To seem in a-deep tone
- Deep or grave in tone
- The linden or lime tree often wrongly called whitewood also its bark which is used in making mats See Bast
- a delicious spiny finned fish esp for the genera Roccus Labrax and related genera there are lots of species
- a grownup male singer because of the cheapest vocals
- having or denoting the lowest vocal or instrumental range
- the lean skin of a saltwater fish associated with household Serranidae
- any of different united states freshwater fish with slim flesh (especially associated with genus Micropterus)
- the cheapest component in polyphonic songs
- the best person male singing voice
- the best part of the music range
- the user because of the lowest range of a family group of music tools
- nontechnical name for just about any of several delicious marine and freshwater spiny-finned fishes
- of Bass
- An edible, spiny-finned fish, esp. of genera Roccus, Labrax, and relevant genera. There are many species.
- The two American fresh-water species of black colored bass (genus Micropterus). See Ebony bass.
- types of Serranus, the ocean bass and stone bass. See Sea bass.
- The southern, red, or channel bass (Sciaena ocellata). See Redfish.
- The linden or lime tree, occasionally incorrectly known as whitewood; also, its bark, which is used for making mats. See Bast.
- A hassock or thick pad.
- A bass, or deep, sound or tone.
- The lowest component in a musical structure.
- One who sings, or perhaps the instrument which plays, bass.

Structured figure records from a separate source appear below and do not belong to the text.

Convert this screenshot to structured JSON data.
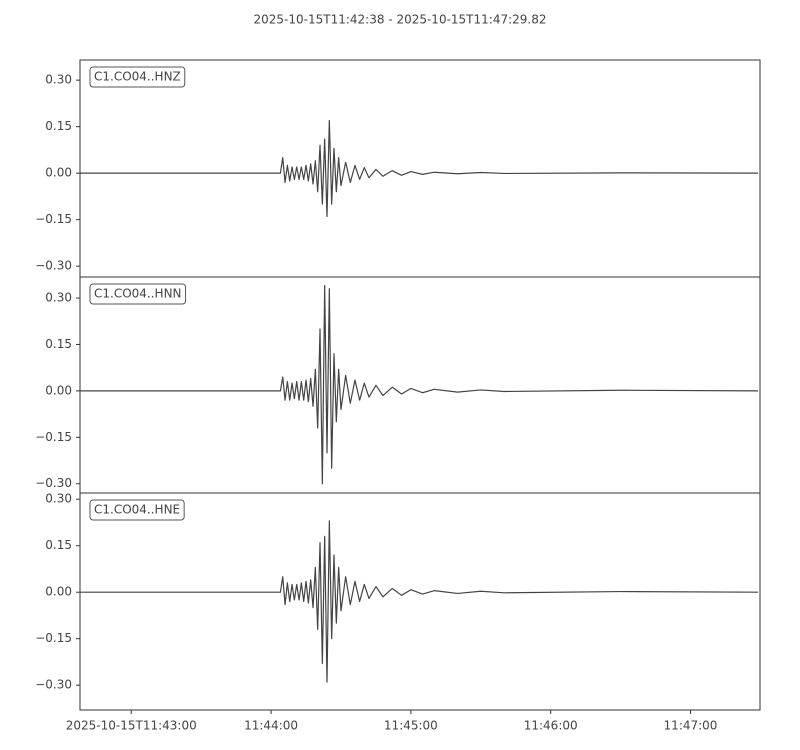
{
  "chart_data": [
    {
      "type": "line",
      "title": "2025-10-15T11:42:38  -  2025-10-15T11:47:29.82",
      "x": [
        "2025-10-15T11:42:38",
        "2025-10-15T11:44:04",
        "2025-10-15T11:44:05",
        "2025-10-15T11:44:06",
        "2025-10-15T11:44:07",
        "2025-10-15T11:44:08",
        "2025-10-15T11:44:09",
        "2025-10-15T11:44:10",
        "2025-10-15T11:44:11",
        "2025-10-15T11:44:12",
        "2025-10-15T11:44:13",
        "2025-10-15T11:44:14",
        "2025-10-15T11:44:15",
        "2025-10-15T11:44:16",
        "2025-10-15T11:44:17",
        "2025-10-15T11:44:18",
        "2025-10-15T11:44:19",
        "2025-10-15T11:44:20",
        "2025-10-15T11:44:21",
        "2025-10-15T11:44:22",
        "2025-10-15T11:44:23",
        "2025-10-15T11:44:24",
        "2025-10-15T11:44:25",
        "2025-10-15T11:44:26",
        "2025-10-15T11:44:27",
        "2025-10-15T11:44:28",
        "2025-10-15T11:44:29",
        "2025-10-15T11:44:30",
        "2025-10-15T11:44:32",
        "2025-10-15T11:44:34",
        "2025-10-15T11:44:36",
        "2025-10-15T11:44:38",
        "2025-10-15T11:44:40",
        "2025-10-15T11:44:42",
        "2025-10-15T11:44:45",
        "2025-10-15T11:44:48",
        "2025-10-15T11:44:52",
        "2025-10-15T11:44:56",
        "2025-10-15T11:45:00",
        "2025-10-15T11:45:05",
        "2025-10-15T11:45:10",
        "2025-10-15T11:45:20",
        "2025-10-15T11:45:30",
        "2025-10-15T11:45:40",
        "2025-10-15T11:46:30",
        "2025-10-15T11:47:29"
      ],
      "series": [
        {
          "name": "C1.CO04..HNZ",
          "color": "#444444",
          "values": [
            0,
            0,
            0.05,
            -0.03,
            0.025,
            -0.025,
            0.02,
            -0.02,
            0.02,
            -0.02,
            0.02,
            -0.02,
            0.025,
            -0.025,
            0.03,
            -0.035,
            0.04,
            -0.06,
            0.09,
            -0.1,
            0.11,
            -0.14,
            0.17,
            -0.1,
            0.08,
            -0.06,
            0.05,
            -0.04,
            0.035,
            -0.03,
            0.025,
            -0.02,
            0.018,
            -0.015,
            0.012,
            -0.01,
            0.008,
            -0.007,
            0.005,
            -0.004,
            0.003,
            -0.002,
            0.002,
            -0.001,
            0.001,
            0
          ]
        }
      ],
      "xlim": [
        "2025-10-15T11:42:38",
        "2025-10-15T11:47:29.82"
      ],
      "ylim": [
        -0.335,
        0.365
      ],
      "yticks": [
        {
          "value": 0.3,
          "label": "0.30"
        },
        {
          "value": 0.15,
          "label": "0.15"
        },
        {
          "value": 0,
          "label": "0.00"
        },
        {
          "value": -0.15,
          "label": "−0.15"
        },
        {
          "value": -0.3,
          "label": "−0.30"
        }
      ]
    },
    {
      "type": "line",
      "x": [
        "2025-10-15T11:42:38",
        "2025-10-15T11:44:04",
        "2025-10-15T11:44:05",
        "2025-10-15T11:44:06",
        "2025-10-15T11:44:07",
        "2025-10-15T11:44:08",
        "2025-10-15T11:44:09",
        "2025-10-15T11:44:10",
        "2025-10-15T11:44:11",
        "2025-10-15T11:44:12",
        "2025-10-15T11:44:13",
        "2025-10-15T11:44:14",
        "2025-10-15T11:44:15",
        "2025-10-15T11:44:16",
        "2025-10-15T11:44:17",
        "2025-10-15T11:44:18",
        "2025-10-15T11:44:19",
        "2025-10-15T11:44:20",
        "2025-10-15T11:44:21",
        "2025-10-15T11:44:22",
        "2025-10-15T11:44:23",
        "2025-10-15T11:44:24",
        "2025-10-15T11:44:25",
        "2025-10-15T11:44:26",
        "2025-10-15T11:44:27",
        "2025-10-15T11:44:28",
        "2025-10-15T11:44:29",
        "2025-10-15T11:44:30",
        "2025-10-15T11:44:32",
        "2025-10-15T11:44:34",
        "2025-10-15T11:44:36",
        "2025-10-15T11:44:38",
        "2025-10-15T11:44:40",
        "2025-10-15T11:44:42",
        "2025-10-15T11:44:45",
        "2025-10-15T11:44:48",
        "2025-10-15T11:44:52",
        "2025-10-15T11:44:56",
        "2025-10-15T11:45:00",
        "2025-10-15T11:45:05",
        "2025-10-15T11:45:10",
        "2025-10-15T11:45:20",
        "2025-10-15T11:45:30",
        "2025-10-15T11:45:40",
        "2025-10-15T11:46:30",
        "2025-10-15T11:47:29"
      ],
      "series": [
        {
          "name": "C1.CO04..HNN",
          "color": "#444444",
          "values": [
            0,
            0,
            0.045,
            -0.03,
            0.03,
            -0.03,
            0.025,
            -0.025,
            0.03,
            -0.03,
            0.03,
            -0.03,
            0.035,
            -0.035,
            0.04,
            -0.05,
            0.07,
            -0.12,
            0.2,
            -0.3,
            0.34,
            -0.2,
            0.33,
            -0.25,
            0.12,
            -0.1,
            0.07,
            -0.06,
            0.05,
            -0.04,
            0.035,
            -0.03,
            0.025,
            -0.02,
            0.018,
            -0.015,
            0.012,
            -0.01,
            0.008,
            -0.006,
            0.005,
            -0.004,
            0.003,
            -0.002,
            0.002,
            0
          ]
        }
      ],
      "xlim": [
        "2025-10-15T11:42:38",
        "2025-10-15T11:47:29.82"
      ],
      "ylim": [
        -0.33,
        0.368
      ],
      "yticks": [
        {
          "value": 0.3,
          "label": "0.30"
        },
        {
          "value": 0.15,
          "label": "0.15"
        },
        {
          "value": 0,
          "label": "0.00"
        },
        {
          "value": -0.15,
          "label": "−0.15"
        },
        {
          "value": -0.3,
          "label": "−0.30"
        }
      ]
    },
    {
      "type": "line",
      "x": [
        "2025-10-15T11:42:38",
        "2025-10-15T11:44:04",
        "2025-10-15T11:44:05",
        "2025-10-15T11:44:06",
        "2025-10-15T11:44:07",
        "2025-10-15T11:44:08",
        "2025-10-15T11:44:09",
        "2025-10-15T11:44:10",
        "2025-10-15T11:44:11",
        "2025-10-15T11:44:12",
        "2025-10-15T11:44:13",
        "2025-10-15T11:44:14",
        "2025-10-15T11:44:15",
        "2025-10-15T11:44:16",
        "2025-10-15T11:44:17",
        "2025-10-15T11:44:18",
        "2025-10-15T11:44:19",
        "2025-10-15T11:44:20",
        "2025-10-15T11:44:21",
        "2025-10-15T11:44:22",
        "2025-10-15T11:44:23",
        "2025-10-15T11:44:24",
        "2025-10-15T11:44:25",
        "2025-10-15T11:44:26",
        "2025-10-15T11:44:27",
        "2025-10-15T11:44:28",
        "2025-10-15T11:44:29",
        "2025-10-15T11:44:30",
        "2025-10-15T11:44:32",
        "2025-10-15T11:44:34",
        "2025-10-15T11:44:36",
        "2025-10-15T11:44:38",
        "2025-10-15T11:44:40",
        "2025-10-15T11:44:42",
        "2025-10-15T11:44:45",
        "2025-10-15T11:44:48",
        "2025-10-15T11:44:52",
        "2025-10-15T11:44:56",
        "2025-10-15T11:45:00",
        "2025-10-15T11:45:05",
        "2025-10-15T11:45:10",
        "2025-10-15T11:45:20",
        "2025-10-15T11:45:30",
        "2025-10-15T11:45:40",
        "2025-10-15T11:46:30",
        "2025-10-15T11:47:29"
      ],
      "series": [
        {
          "name": "C1.CO04..HNE",
          "color": "#444444",
          "values": [
            0,
            0,
            0.05,
            -0.04,
            0.03,
            -0.03,
            0.025,
            -0.025,
            0.025,
            -0.025,
            0.03,
            -0.03,
            0.035,
            -0.035,
            0.04,
            -0.05,
            0.08,
            -0.12,
            0.16,
            -0.23,
            0.18,
            -0.29,
            0.23,
            -0.15,
            0.12,
            -0.1,
            0.08,
            -0.06,
            0.05,
            -0.04,
            0.035,
            -0.03,
            0.025,
            -0.02,
            0.018,
            -0.015,
            0.012,
            -0.01,
            0.008,
            -0.006,
            0.005,
            -0.004,
            0.003,
            -0.002,
            0.002,
            0
          ]
        }
      ],
      "xlim": [
        "2025-10-15T11:42:38",
        "2025-10-15T11:47:29.82"
      ],
      "ylim": [
        -0.38,
        0.32
      ],
      "yticks": [
        {
          "value": 0.3,
          "label": "0.30"
        },
        {
          "value": 0.15,
          "label": "0.15"
        },
        {
          "value": 0,
          "label": "0.00"
        },
        {
          "value": -0.15,
          "label": "−0.15"
        },
        {
          "value": -0.3,
          "label": "−0.30"
        }
      ],
      "xticks": [
        "2025-10-15T11:43:00",
        {
          "value": "2025-10-15T11:44:00",
          "label": "11:44:00"
        },
        {
          "value": "2025-10-15T11:45:00",
          "label": "11:45:00"
        },
        {
          "value": "2025-10-15T11:46:00",
          "label": "11:46:00"
        },
        {
          "value": "2025-10-15T11:47:00",
          "label": "11:47:00"
        }
      ]
    }
  ]
}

- deeply or grave in tone.
- To seem in a-deep tone.
sea-fish - a rather well-known game fish in america
belated 14c., of things, "low, not large," from belated Latin bassus "brief, reasonable" (see base (adj.)). Meaning "low in social scale or position" is recorded from belated 14c. Of voices and music records, from mid-15c. (technically, including the E flat underneath the bass stave on F above it), infuenced by Italian basso. Indicating "lowest section of a harmonized music structure" is from mid-15c. Meaning "bass-viol" is from 1702; that of "double-bass" is from 1927.
- freshwater seafood, early 15c. corruption of Old English b
A term that refers to numerous and often unrelated freshwater and saltwater seafood. True basses consist of groupers, black colored water bass, and striped bass. Largemouth, redeye, stone, smallmouth therefore the spotted bass, are in fact sunfish.
- a phrase utilized for a number of types of fresh and saltwater spiny-finned seafood. Large lips, tiny lips, water and striped bass are some of the varieties.
(pl. ) of Bass
- (letter.) An edible, spiny-finned fish, esp. of genera Roccus, Labrax, and related genera. There are lots of types.
- (n.) A hassock or thick mat.
- (a.) A bass, or deep, sound or tone.
- (a.) The cheapest component in a musical composition.
- (a.) One who sings, and/or instrument which plays, bass.
- (a.) Deep or grave in tone.
- (v. t.) To seem in a deep tone.
Trout abound in the mountain streams, and black bass in the rivers of the interior.